Voici la quatrième et dernière partie du cycle Les Ténébreuses!
Opale va vous entraîner vers une conclusion réunissant des personnages que vous avez pu croiser dans Another Vampire Story, Brume et Le Chat pour un final alliant sensualité, fantastique et ténèbres!
Le premier chapitre est ici, le second par là, le troisième ici, le quatrième là et le cinquième par ici!
Bonne lecture et n’hésitez pas à me faire part de vos critiques!
VI. Silence de la nuit, la ville endormie, ses lumières clignotantes et ses âmes qui sommeillent doucement au creux de ces ténèbres rassurantes. Ici un couple fait l’amour, là un père console sa fille qui fait un cauchemar…
A quelques pâtés de maison, une ambulance passe en hurlant, un accident de voiture, des personnes dont le sort semble bien incertain.

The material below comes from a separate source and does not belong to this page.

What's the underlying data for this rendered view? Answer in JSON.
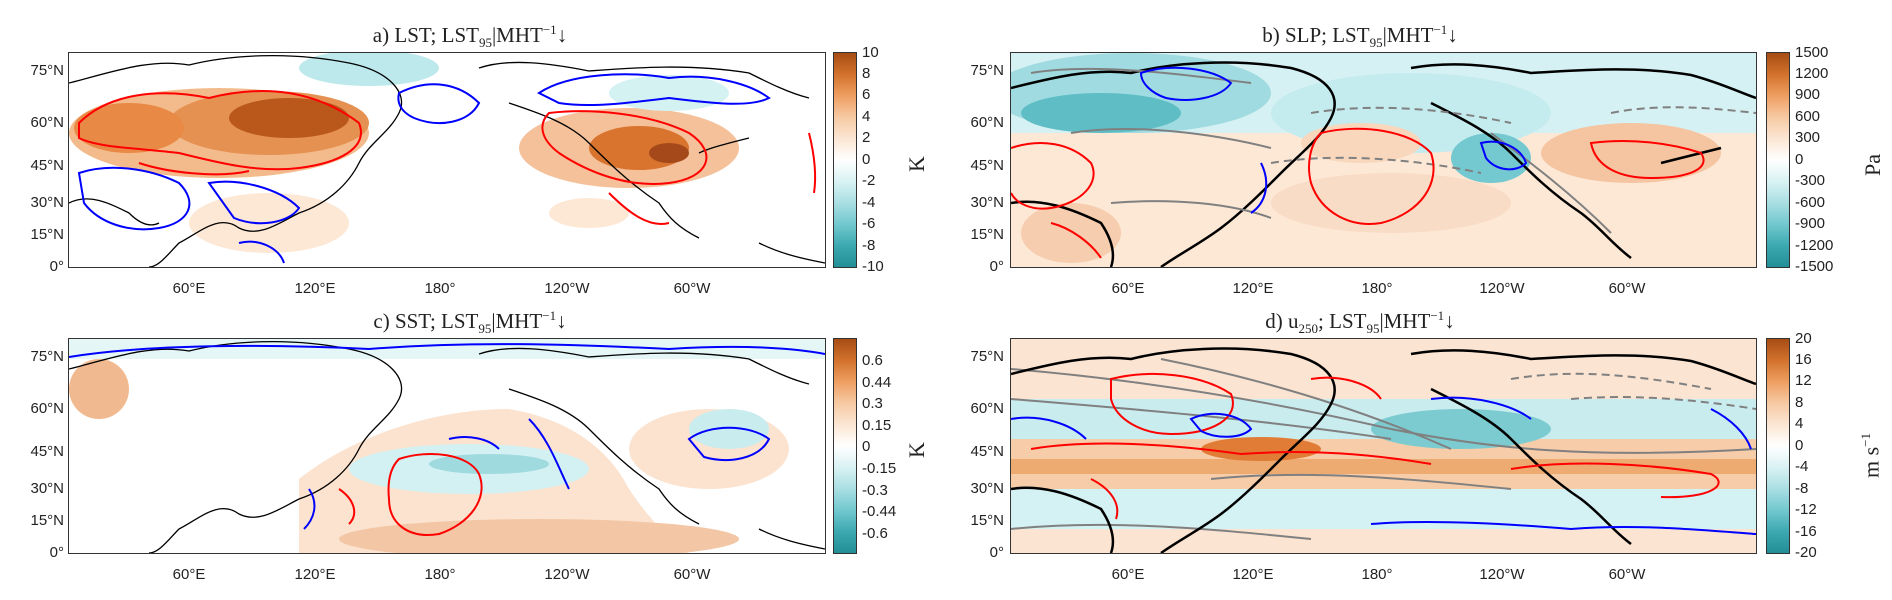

Quelques mètres plus loin une vieille femme meurt seule dans son appartement trop grand pour elle. Les forts, les faibles, les fortunés, les pauvres s’éteignent un à un, une ombre passe en planant doucement au dessus de ces habitations envahies par une glace mortelle.
Des ailes d’ébène, un visage déformé par la rage, des traits classiques, magnifiques mais défigurés par d’atroces balafres. Des yeux aveugles qui voient au-delà de la chair, par delà les esprits, sondant les cœurs à la recherche du vertueux.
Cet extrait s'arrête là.